In the early 17th century, Richelieu was the principal minister of Louis XIII of France and Olivares was the same for Philip IV of Spain, the two greatest European states of their time. In this interesting parallel biography, concentrating on their ministerial careers, Elliott seeks to show that, although Olivares and Richelieu were enemies, they were similar in many ways. Both were reformers, aiming at the construction of a centralised monarchy; both tried to increase the political influence of their countries, and both held onto power as advisors to weak kings to achieve this. They both led their nations into war to gain European predominance and they had to face military, economic and political crises in fighting wars that continued after their deaths. Elliott may be too keen to show their similarities rather than any differences, but this is the result his comparative treatment.

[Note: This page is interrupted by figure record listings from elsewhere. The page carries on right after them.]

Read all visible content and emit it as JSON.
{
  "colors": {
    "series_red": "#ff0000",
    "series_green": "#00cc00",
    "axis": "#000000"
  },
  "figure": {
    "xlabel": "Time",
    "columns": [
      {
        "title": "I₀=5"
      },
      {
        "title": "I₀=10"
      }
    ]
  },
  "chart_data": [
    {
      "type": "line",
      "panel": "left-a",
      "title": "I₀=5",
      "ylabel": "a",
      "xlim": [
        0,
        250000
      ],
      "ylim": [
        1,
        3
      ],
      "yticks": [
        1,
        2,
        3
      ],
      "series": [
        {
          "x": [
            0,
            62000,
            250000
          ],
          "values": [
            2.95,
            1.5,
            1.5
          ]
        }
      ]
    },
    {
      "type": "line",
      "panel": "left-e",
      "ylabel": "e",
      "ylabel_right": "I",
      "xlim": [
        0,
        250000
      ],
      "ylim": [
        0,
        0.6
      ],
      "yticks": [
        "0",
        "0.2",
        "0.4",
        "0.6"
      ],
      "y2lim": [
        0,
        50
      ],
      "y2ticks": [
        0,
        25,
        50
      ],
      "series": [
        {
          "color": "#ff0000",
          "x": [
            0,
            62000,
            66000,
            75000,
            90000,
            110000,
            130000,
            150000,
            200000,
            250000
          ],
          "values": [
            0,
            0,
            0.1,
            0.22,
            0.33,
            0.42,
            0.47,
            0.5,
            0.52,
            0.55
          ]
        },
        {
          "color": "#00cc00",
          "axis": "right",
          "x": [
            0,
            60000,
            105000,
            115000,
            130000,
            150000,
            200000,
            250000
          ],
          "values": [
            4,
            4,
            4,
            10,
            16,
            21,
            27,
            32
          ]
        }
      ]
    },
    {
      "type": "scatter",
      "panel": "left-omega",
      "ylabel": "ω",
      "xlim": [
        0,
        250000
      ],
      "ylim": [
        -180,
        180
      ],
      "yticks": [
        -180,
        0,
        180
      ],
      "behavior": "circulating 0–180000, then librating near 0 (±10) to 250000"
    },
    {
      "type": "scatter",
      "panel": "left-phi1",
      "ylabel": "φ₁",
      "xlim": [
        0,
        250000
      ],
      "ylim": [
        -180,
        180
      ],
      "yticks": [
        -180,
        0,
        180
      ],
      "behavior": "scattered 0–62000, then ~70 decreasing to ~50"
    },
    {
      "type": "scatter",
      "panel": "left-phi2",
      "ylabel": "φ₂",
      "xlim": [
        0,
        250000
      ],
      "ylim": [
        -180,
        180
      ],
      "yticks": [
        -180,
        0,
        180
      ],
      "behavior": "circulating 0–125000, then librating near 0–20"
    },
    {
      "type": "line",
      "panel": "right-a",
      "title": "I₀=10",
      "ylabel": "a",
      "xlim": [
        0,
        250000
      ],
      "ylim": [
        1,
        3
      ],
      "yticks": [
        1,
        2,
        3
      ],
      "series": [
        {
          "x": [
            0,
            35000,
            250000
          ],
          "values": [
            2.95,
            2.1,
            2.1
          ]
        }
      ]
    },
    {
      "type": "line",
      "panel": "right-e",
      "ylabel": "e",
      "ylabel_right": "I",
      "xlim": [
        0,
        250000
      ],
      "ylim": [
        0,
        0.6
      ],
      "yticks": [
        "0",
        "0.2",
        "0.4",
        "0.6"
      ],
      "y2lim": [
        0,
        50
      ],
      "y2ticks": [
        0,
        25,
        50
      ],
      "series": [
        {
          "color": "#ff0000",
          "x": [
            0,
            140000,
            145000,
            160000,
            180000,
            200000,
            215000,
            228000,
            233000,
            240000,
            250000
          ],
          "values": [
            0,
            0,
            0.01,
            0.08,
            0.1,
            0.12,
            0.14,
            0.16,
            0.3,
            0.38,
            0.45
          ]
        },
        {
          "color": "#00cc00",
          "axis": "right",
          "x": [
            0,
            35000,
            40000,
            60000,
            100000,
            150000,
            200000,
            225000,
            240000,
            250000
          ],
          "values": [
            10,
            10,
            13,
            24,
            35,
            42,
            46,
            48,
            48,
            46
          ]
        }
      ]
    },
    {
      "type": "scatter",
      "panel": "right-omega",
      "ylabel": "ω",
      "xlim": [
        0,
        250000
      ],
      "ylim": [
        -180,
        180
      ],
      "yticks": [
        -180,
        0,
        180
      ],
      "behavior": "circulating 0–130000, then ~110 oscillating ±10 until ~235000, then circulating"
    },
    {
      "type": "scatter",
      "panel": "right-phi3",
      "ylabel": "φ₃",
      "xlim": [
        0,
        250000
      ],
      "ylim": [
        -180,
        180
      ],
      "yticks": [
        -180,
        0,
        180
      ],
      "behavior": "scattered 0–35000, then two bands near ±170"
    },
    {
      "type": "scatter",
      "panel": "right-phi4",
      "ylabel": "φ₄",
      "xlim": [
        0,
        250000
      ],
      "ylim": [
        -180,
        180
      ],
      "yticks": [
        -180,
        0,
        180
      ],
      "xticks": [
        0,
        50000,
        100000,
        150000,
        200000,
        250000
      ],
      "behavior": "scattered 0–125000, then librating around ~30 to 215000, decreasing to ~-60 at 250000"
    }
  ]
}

If Olivares was a statesman of the same rank as Richelieu, why is he now largely forgotten? Part of Elliott's answer is that the problems Olivares faced in Spain were greater than those Richelieu faced in France, particularly the lack of unity between the various territories of the Spanish monarchy and the problems of controlling them. Although this might suggest that he should have concentrated on domestic matters, Olivares embarked on an aggressive foreign policy whose failure led to war with France, and eventually their being on opposite sides in the Thirty Years War, to the frustration of his aims and finally his dismissal. Another element, which Elliott is rather reluctant to concede, is that although Olivares was able and hard-working, Richelieu was more decisive and better able to use any opportunities as they arose. In addition, Olivares faced only slight opposition in Spain until almost the end of his career, but Richelieu faced continual opposition from those who wished for a compromise peace with Spain. On balance therefore, Richelieu was the better statesman and, as France won the war, he is remembered
Elliott's parallel study of the two statesmen is interesting and, in clarifying the significance of Olivares and rescuing him from obscurity, he presents a readable introduction to Olivares for English students. He is obviously the master of his subject and writes clearly and with empathy for his two subjects.